ArtReview sent a questionnaire to a selection of the artists exhibiting in various national pavilions of the Venice Biennale, the responses to which will be published over the coming days. Katrín Sigurdardóttir is representing Iceland. The pavilion is at Palazzo Zenobio Collegio Armeno Moorat, Raphael Dorsoduro, 2596, Fondamenta del Soccorso
What can you tell us about your plans for Venice?
Well, they are no longer plans, as the work is almost done. I am continuing to work with place and memory, but in this project, similar to the works I made for the Met in 2010, this is not an intimate memory or a personal place, rather a cultural memory. It’s not exactly historical fiction, but still it’s an unorthodox use of history, akin to how I mine the discipline of architecture in this work and many previous works.
Are you approaching the show in a different way to how you would with a ‘normal’ exhibition?
I approach every exhibition differently; there is always a new context, just as there is always a new floor plan. This work is borne out the possibilities that I saw in the location I selected. There is somehow not a way to separate the two.
What does it mean to ‘represent’ your country? Do you find it an honour or problematic?
Not problematic at all. The Pavilion of Iceland in Venice is an international project, but I’m very pleased to get to do a project on this scale with so many of my Icelandic colleagues and friends involved. And, it’s nice to feel such unanimous support and joy from Iceland for my work.
What audience are you addressing with the work? The masses of artist peers, gallerists, curators and critics concentrated around the opening or the general public who come through over the following months?
I don’t decide whom I am addressing, I never do. My work is intended equally for anyone who lays their eyes on it, and I believe people only reflect themselves and their own thoughts in the work. So the work is likely to provoke different readings to different people. In addition, the show in Venice will continue to develop, as the piece will travel to Reykjavík and New York, so I don’t even see the work specifically for the audience in Venice.
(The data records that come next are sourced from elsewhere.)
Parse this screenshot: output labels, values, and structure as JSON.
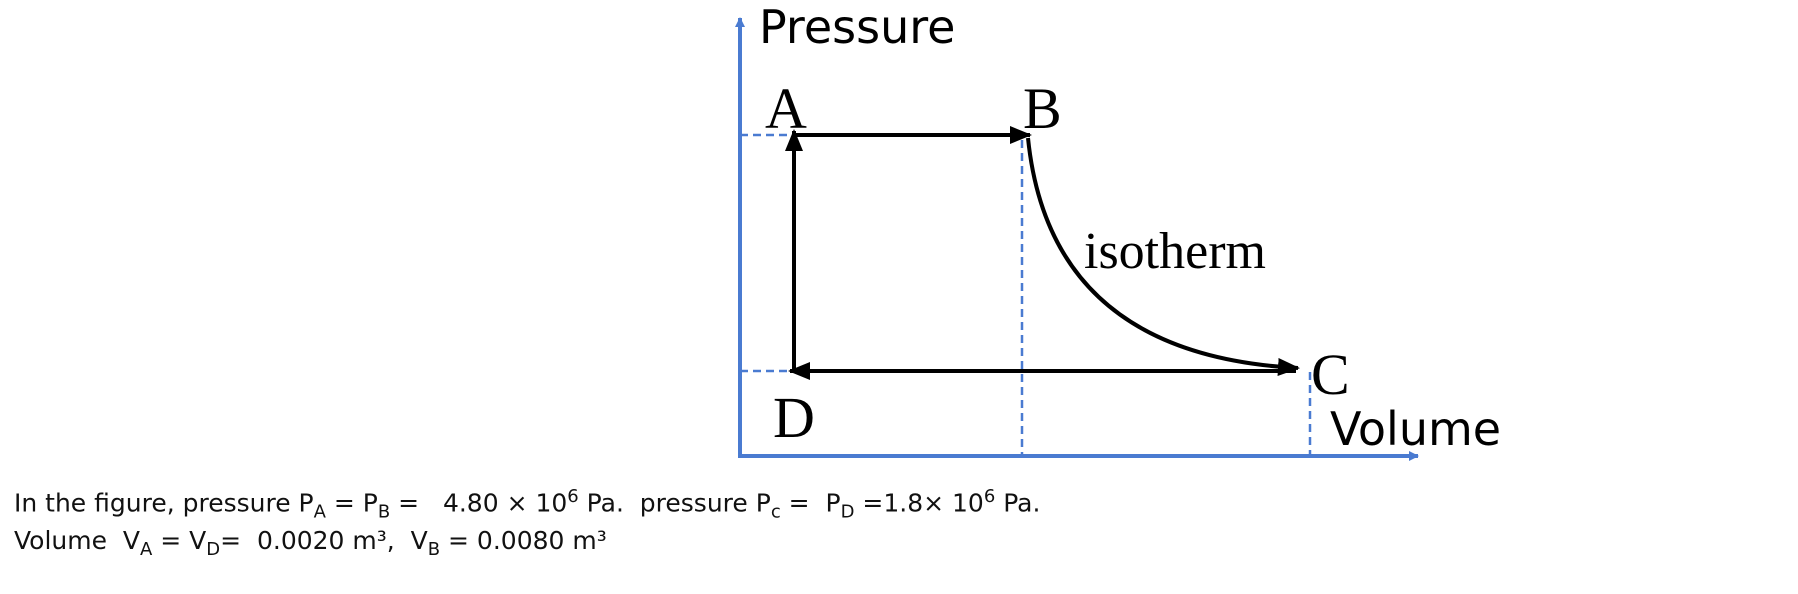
{
  "diagram": {
    "axis_y_label": "Pressure",
    "axis_x_label": "Volume",
    "points": [
      "A",
      "B",
      "C",
      "D"
    ],
    "curve_label": "isotherm"
  },
  "text": {
    "line1": [
      "In the figure, pressure P",
      "A",
      " = P",
      "B",
      " =   4.80 × 10",
      "6",
      " Pa.  pressure P",
      "c",
      " =  P",
      "D",
      " =1.8× 10",
      "6",
      " Pa."
    ],
    "line2": [
      "Volume  V",
      "A",
      " = V",
      "D",
      "=  0.0020 m³,  V",
      "B",
      " = 0.0080 m³"
    ]
  }
}
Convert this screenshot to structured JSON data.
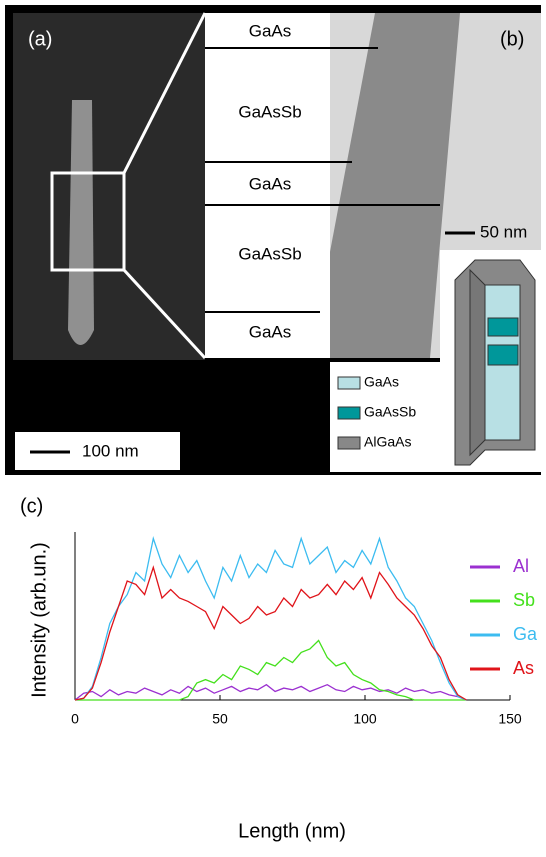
{
  "figure": {
    "panel_a": {
      "label": "(a)",
      "scale_bar": "100 nm"
    },
    "panel_b": {
      "label": "(b)",
      "layers": [
        "GaAs",
        "GaAsSb",
        "GaAs",
        "GaAsSb",
        "GaAs"
      ],
      "scale_bar": "50 nm"
    },
    "schematic_legend": [
      {
        "name": "GaAs",
        "color": "#b8e0e4"
      },
      {
        "name": "GaAsSb",
        "color": "#00979a"
      },
      {
        "name": "AlGaAs",
        "color": "#888888"
      }
    ]
  },
  "chart_data": {
    "type": "line",
    "panel_label": "(c)",
    "x_label": "Length (nm)",
    "y_label": "Intensity (arb.un.)",
    "x": [
      0,
      3,
      6,
      9,
      12,
      15,
      18,
      21,
      24,
      27,
      30,
      33,
      36,
      39,
      42,
      45,
      48,
      51,
      54,
      57,
      60,
      63,
      66,
      69,
      72,
      75,
      78,
      81,
      84,
      87,
      90,
      93,
      96,
      99,
      102,
      105,
      108,
      111,
      114,
      117,
      120,
      123,
      126,
      129,
      132,
      135
    ],
    "series": [
      {
        "name": "Al",
        "color": "#9b30d0",
        "values": [
          0,
          0.04,
          0.05,
          0.02,
          0.06,
          0.03,
          0.05,
          0.04,
          0.07,
          0.05,
          0.03,
          0.06,
          0.04,
          0.08,
          0.05,
          0.07,
          0.04,
          0.06,
          0.08,
          0.05,
          0.07,
          0.06,
          0.09,
          0.05,
          0.07,
          0.06,
          0.08,
          0.05,
          0.07,
          0.09,
          0.06,
          0.05,
          0.08,
          0.06,
          0.07,
          0.05,
          0.06,
          0.04,
          0.07,
          0.05,
          0.06,
          0.04,
          0.05,
          0.03,
          0.02,
          0
        ]
      },
      {
        "name": "Sb",
        "color": "#44e01c",
        "values": [
          0,
          0,
          0,
          0,
          0,
          0,
          0,
          0,
          0,
          0,
          0,
          0,
          0,
          0.02,
          0.1,
          0.12,
          0.1,
          0.15,
          0.12,
          0.2,
          0.18,
          0.15,
          0.22,
          0.2,
          0.25,
          0.22,
          0.28,
          0.3,
          0.35,
          0.25,
          0.2,
          0.22,
          0.15,
          0.12,
          0.1,
          0.06,
          0.05,
          0.03,
          0.02,
          0,
          0,
          0,
          0,
          0,
          0,
          0
        ]
      },
      {
        "name": "Ga",
        "color": "#3cbcf0",
        "values": [
          0,
          0.01,
          0.08,
          0.25,
          0.45,
          0.55,
          0.62,
          0.75,
          0.7,
          0.95,
          0.8,
          0.72,
          0.85,
          0.75,
          0.82,
          0.7,
          0.6,
          0.78,
          0.7,
          0.85,
          0.72,
          0.8,
          0.75,
          0.88,
          0.8,
          0.78,
          0.95,
          0.8,
          0.85,
          0.9,
          0.75,
          0.82,
          0.78,
          0.88,
          0.8,
          0.95,
          0.78,
          0.7,
          0.6,
          0.55,
          0.45,
          0.35,
          0.22,
          0.1,
          0.02,
          0
        ]
      },
      {
        "name": "As",
        "color": "#e0141a",
        "values": [
          0,
          0.01,
          0.07,
          0.22,
          0.4,
          0.55,
          0.7,
          0.68,
          0.62,
          0.78,
          0.6,
          0.65,
          0.6,
          0.58,
          0.55,
          0.52,
          0.42,
          0.55,
          0.5,
          0.45,
          0.48,
          0.55,
          0.5,
          0.52,
          0.6,
          0.55,
          0.65,
          0.6,
          0.62,
          0.68,
          0.62,
          0.7,
          0.65,
          0.72,
          0.6,
          0.75,
          0.68,
          0.6,
          0.55,
          0.5,
          0.42,
          0.32,
          0.25,
          0.12,
          0.03,
          0
        ]
      }
    ],
    "xlim": [
      0,
      150
    ],
    "xticks": [
      0,
      50,
      100,
      150
    ],
    "ylim": [
      0,
      1
    ]
  }
}
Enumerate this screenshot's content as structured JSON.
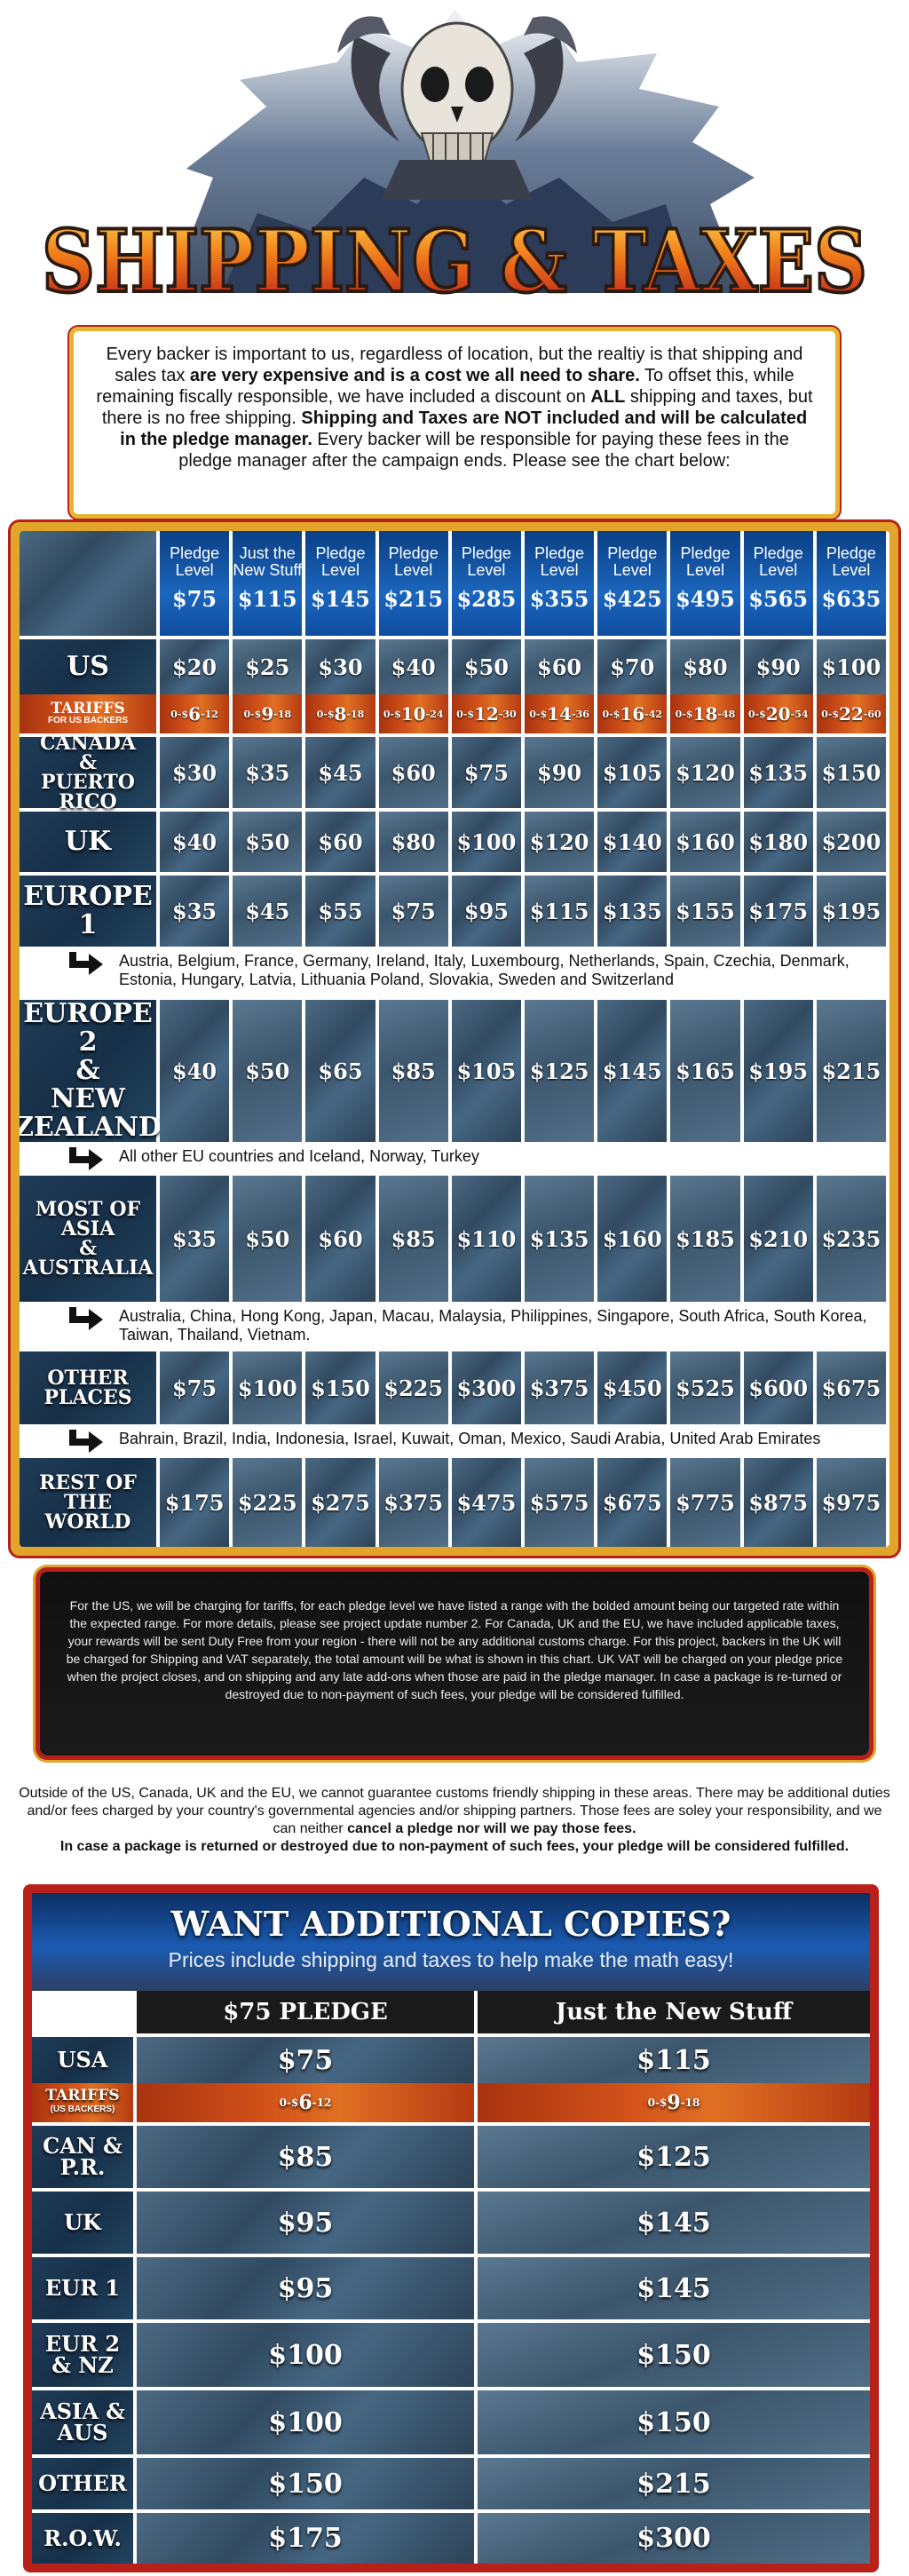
{
  "header": {
    "title": "SHIPPING & TAXES"
  },
  "intro": {
    "p1": "Every backer is important to us, regardless of location, but the realtiy is that shipping and sales tax ",
    "p1_bold": "are very expensive and is a cost we all need to share.",
    "p2": " To offset this, while remaining fiscally responsible, we have included a discount on ",
    "p2_bold": "ALL",
    "p3": " shipping and taxes, but there is no free shipping. ",
    "p3_bold": "Shipping and Taxes are NOT included and will be calculated in the pledge manager.",
    "p4": " Every backer will be responsible for paying these fees in the pledge manager after the campaign ends.  Please see the chart below:"
  },
  "table": {
    "header_cells": [
      {
        "label": "Pledge Level",
        "amount": "$75"
      },
      {
        "label": "Just the New Stuff",
        "amount": "$115"
      },
      {
        "label": "Pledge Level",
        "amount": "$145"
      },
      {
        "label": "Pledge Level",
        "amount": "$215"
      },
      {
        "label": "Pledge Level",
        "amount": "$285"
      },
      {
        "label": "Pledge Level",
        "amount": "$355"
      },
      {
        "label": "Pledge Level",
        "amount": "$425"
      },
      {
        "label": "Pledge Level",
        "amount": "$495"
      },
      {
        "label": "Pledge Level",
        "amount": "$565"
      },
      {
        "label": "Pledge Level",
        "amount": "$635"
      }
    ],
    "us": {
      "label": "US",
      "values": [
        "$20",
        "$25",
        "$30",
        "$40",
        "$50",
        "$60",
        "$70",
        "$80",
        "$90",
        "$100"
      ]
    },
    "tariffs": {
      "label": "TARIFFS",
      "sublabel": "FOR US BACKERS",
      "values": [
        {
          "lo": "0-",
          "sym": "$",
          "mid": "6",
          "hi": "-12"
        },
        {
          "lo": "0-",
          "sym": "$",
          "mid": "9",
          "hi": "-18"
        },
        {
          "lo": "0-",
          "sym": "$",
          "mid": "8",
          "hi": "-18"
        },
        {
          "lo": "0-",
          "sym": "$",
          "mid": "10",
          "hi": "-24"
        },
        {
          "lo": "0-",
          "sym": "$",
          "mid": "12",
          "hi": "-30"
        },
        {
          "lo": "0-",
          "sym": "$",
          "mid": "14",
          "hi": "-36"
        },
        {
          "lo": "0-",
          "sym": "$",
          "mid": "16",
          "hi": "-42"
        },
        {
          "lo": "0-",
          "sym": "$",
          "mid": "18",
          "hi": "-48"
        },
        {
          "lo": "0-",
          "sym": "$",
          "mid": "20",
          "hi": "-54"
        },
        {
          "lo": "0-",
          "sym": "$",
          "mid": " 22",
          "hi": "-60"
        }
      ]
    },
    "canada": {
      "label1": "CANADA",
      "label2": "&",
      "label3": "PUERTO RICO",
      "values": [
        "$30",
        "$35",
        "$45",
        "$60",
        "$75",
        "$90",
        "$105",
        "$120",
        "$135",
        "$150"
      ]
    },
    "uk": {
      "label": "UK",
      "values": [
        "$40",
        "$50",
        "$60",
        "$80",
        "$100",
        "$120",
        "$140",
        "$160",
        "$180",
        "$200"
      ]
    },
    "europe1": {
      "label": "EUROPE 1",
      "values": [
        "$35",
        "$45",
        "$55",
        "$75",
        "$95",
        "$115",
        "$135",
        "$155",
        "$175",
        "$195"
      ]
    },
    "europe1_note": "Austria, Belgium,  France, Germany, Ireland, Italy,  Luxembourg, Netherlands, Spain, Czechia, Denmark, Estonia, Hungary, Latvia, Lithuania  Poland,  Slovakia, Sweden and Switzerland",
    "europe2": {
      "label1": "EUROPE 2",
      "label2": "&",
      "label3": "NEW",
      "label4": "ZEALAND",
      "values": [
        "$40",
        "$50",
        "$65",
        "$85",
        "$105",
        "$125",
        "$145",
        "$165",
        "$195",
        "$215"
      ]
    },
    "europe2_note": "All other EU countries and Iceland, Norway, Turkey",
    "asia": {
      "label1": "MOST OF",
      "label2": "ASIA",
      "label3": "&",
      "label4": "AUSTRALIA",
      "values": [
        "$35",
        "$50",
        "$60",
        "$85",
        "$110",
        "$135",
        "$160",
        "$185",
        "$210",
        "$235"
      ]
    },
    "asia_note": "Australia, China, Hong Kong, Japan, Macau, Malaysia, Philippines, Singapore, South Africa, South Korea, Taiwan, Thailand, Vietnam.",
    "other": {
      "label1": "OTHER",
      "label2": "PLACES",
      "values": [
        "$75",
        "$100",
        "$150",
        "$225",
        "$300",
        "$375",
        "$450",
        "$525",
        "$600",
        "$675"
      ]
    },
    "other_note": "Bahrain, Brazil, India, Indonesia, Israel, Kuwait, Oman, Mexico, Saudi Arabia, United Arab Emirates",
    "row": {
      "label1": "REST OF",
      "label2": "THE",
      "label3": "WORLD",
      "values": [
        "$175",
        "$225",
        "$275",
        "$375",
        "$475",
        "$575",
        "$675",
        "$775",
        "$875",
        "$975"
      ]
    }
  },
  "footnote": "For the US, we will be charging for tariffs, for each pledge level we have listed a range with the bolded amount being our targeted rate within the expected range. For more details, please see project update number 2. For Canada, UK and the EU, we have included applicable taxes, your rewards will be sent Duty Free from your region - there will not be any additional customs charge. For this project, backers in the UK will be charged for Shipping and VAT separately, the total amount will be what is shown in this chart.  UK VAT will be charged on your pledge price when the project closes, and on shipping and any late add-ons when those are paid in the pledge manager. In case a package is re-turned or destroyed due to non-payment of such fees, your pledge will be considered fulfilled.",
  "outside": {
    "t1": "Outside of the US, Canada, UK and the EU, we cannot guarantee customs friendly shipping in these areas. There may be additional duties and/or fees charged by your country's governmental agencies and/or shipping partners.  Those fees are soley your responsibility, and we can neither ",
    "t1_bold": "cancel a pledge nor will we pay those fees.",
    "t2_bold": "In case a package is returned or destroyed due to non-payment of such fees, your pledge will be considered fulfilled."
  },
  "copies": {
    "title": "WANT ADDITIONAL COPIES?",
    "subtitle": "Prices include shipping and taxes to help make the math easy!",
    "col1": "$75 PLEDGE",
    "col2": "Just the New Stuff",
    "rows": [
      {
        "label": "USA",
        "v1": "$75",
        "v2": "$115"
      },
      {
        "label": "CAN & P.R.",
        "v1": "$85",
        "v2": "$125"
      },
      {
        "label": "UK",
        "v1": "$95",
        "v2": "$145"
      },
      {
        "label": "EUR 1",
        "v1": "$95",
        "v2": "$145"
      },
      {
        "label": "EUR 2 & NZ",
        "v1": "$100",
        "v2": "$150"
      },
      {
        "label": "ASIA & AUS",
        "v1": "$100",
        "v2": "$150"
      },
      {
        "label": "OTHER",
        "v1": "$150",
        "v2": "$215"
      },
      {
        "label": "R.O.W.",
        "v1": "$175",
        "v2": "$300"
      }
    ],
    "tariff": {
      "label": "TARIFFS",
      "sublabel": "(US BACKERS)",
      "v1_lo": "0-",
      "v1_sym": "$",
      "v1_mid": "6",
      "v1_hi": "-12",
      "v2_lo": "0-",
      "v2_sym": "$",
      "v2_mid": "9",
      "v2_hi": "-18"
    }
  },
  "colors": {
    "gold": "#e0a52a",
    "red": "#b8211a",
    "blue": "#1b66bd",
    "tariff": "#d4531a"
  }
}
What are your earliest or best memories of the biennale?
The first biennale I saw was shamefully late, but it was a good one. Francesco Bonami's show in 2003, which was an eye opener.
You’ll no doubt be very busy, but what else are you looking forward to seeing?
I look forward to seeing the work of several friends who are also exhibiting – and celebrating with them. Then I most look forward to learning about artists and works that are new to me.